A story from Twitter
Dylan was a USA soldier in Iraq. During his tour there he befriended a young Iraqi Brahim, who became an interpreter with Dylan’s patrol, saving their lives many times because of his understanding of the local situation and people. When Dylan finished his tour he said goodbye to his young friend, in the expectation that like most intepreters he would be killed.
Five years later Dylan was flying into Arizona suddenly because his beother had been murdered there. He got off the plane and took a taxi, whose driver told him that he was from Kirkuk, Iraq, where Dylan had been stationed. When the driver then became silent and tense, Dylan imagined that maybe he was related to someone he’d killed; and when the taxi went off route and pulled over, his hand was on the door handle, ready to jump.
Instead the driver leant over and said, “ Don’t you recognise me Dylan, it’s Brahim!”
Dylan could only reply, “What the fuck are you doing in Arizona, buddy?”
Brahim explained that he’d completed his contracted 4 years as an interpreter, still alive, and taken advantage of a USA offer to be settled in the States. When he was asked what part of the States, he said any part where the weather was like Iraq. So they gave him Arizona.
Dylan dragged Brahim out of the car and the two men hugged and cried in the rain.
”I came there for the loss of a brother,” Dylan says, “and I found one.”
A story from the Bible
Now on that same day two of them were going to a village called Emmaus, about seven miles[f] from Jerusalem, 14 and talking with each other about all these things that had happened. 15 While they were talking and discussing, Jesus himself came near and went with them, 16 but their eyes were kept from recognizing him. 17 And he said to them, ‘What are you discussing with each other while you walk along?’ They stood still, looking sad.[g] 18 Then one of them, whose name was Cleopas, answered him, ‘Are you the only stranger in Jerusalem who does not know the things that have taken place there in these days?’ 19 He asked them, ‘What things?’ They replied, ‘The things about Jesus of Nazareth,[h] who was a prophet mighty in deed and word before God and all the people, 20 and how our chief priests and leaders handed him over to be condemned to death and crucified him. 21 But we had hoped that he was the one to redeem Israel.[i] Yes, and besides all this, it is now the third day since these things took place. 22 Moreover, some women of our group astounded us.
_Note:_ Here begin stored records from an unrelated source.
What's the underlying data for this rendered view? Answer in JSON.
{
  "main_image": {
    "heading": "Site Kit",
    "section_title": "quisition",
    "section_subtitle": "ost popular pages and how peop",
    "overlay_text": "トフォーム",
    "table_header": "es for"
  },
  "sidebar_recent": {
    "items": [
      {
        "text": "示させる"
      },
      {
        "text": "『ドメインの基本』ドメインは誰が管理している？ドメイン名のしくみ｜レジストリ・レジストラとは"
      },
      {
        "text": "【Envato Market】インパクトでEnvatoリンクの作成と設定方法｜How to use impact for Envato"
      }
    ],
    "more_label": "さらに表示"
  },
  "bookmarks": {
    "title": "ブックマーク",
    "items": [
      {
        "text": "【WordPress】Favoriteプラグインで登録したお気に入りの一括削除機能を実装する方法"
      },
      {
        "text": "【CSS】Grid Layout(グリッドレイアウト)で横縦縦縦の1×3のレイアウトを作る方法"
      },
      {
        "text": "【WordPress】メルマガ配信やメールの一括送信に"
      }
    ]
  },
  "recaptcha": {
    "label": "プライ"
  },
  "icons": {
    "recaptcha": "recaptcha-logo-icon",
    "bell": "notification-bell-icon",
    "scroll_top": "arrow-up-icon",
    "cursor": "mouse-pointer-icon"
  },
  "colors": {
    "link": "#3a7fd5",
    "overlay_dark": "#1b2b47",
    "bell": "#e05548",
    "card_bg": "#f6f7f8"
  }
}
They were at the tomb early this morning, 23 and when they did not find his body there, they came back and told us that they had indeed seen a vision of angels who said that he was alive. 24 Some of those who were with us went to the tomb and found it just as the women had said; but they did not see him.’ 25 Then he said to them, ‘Oh, how foolish you are, and how slow of heart to believe all that the prophets have declared! 26 Was it not necessary that the Messiah[j]should suffer these things and then enter into his glory?’ 27 Then beginning with Moses and all the prophets, he interpreted to them the things about himself in all the scriptures.
28 As they came near the village to which they were going, he walked ahead as if he were going on. 29 But they urged him strongly, saying, ‘Stay with us, because it is almost evening and the day is now nearly over.’ So he went in to stay with them. 30 When he was at the table with them, he took bread, blessed and broke it, and gave it to them. 31 Then their eyes were opened, and they recognized him; and he vanished from their sight. 32 They said to each other, ‘Were not our hearts burning within us[k] while he was talking to us on the road, while he was opening the scriptures to us?’ 33 That same hour they got up and returned to Jerusalem; and they found the eleven and their companions gathered together. 34 They were saying, ‘The Lord has risen indeed, and he has appeared to Simon!’ 35 Then they told what had happened on the road, and how he had been made known to them in the breaking of the bread. ( Luke Chapter 24)
When I heard the first story on the radio, I immediately thought of the second, which also features a stranger who reveals himself as a brother. The Emmaus story will be well-known to readers of this blog, as it is to me. The first story illuminates the second for me, in profound ways that would be trivialised if I were to describe them. I can only invite readers to read them together, and to let their own imaginations make the connections.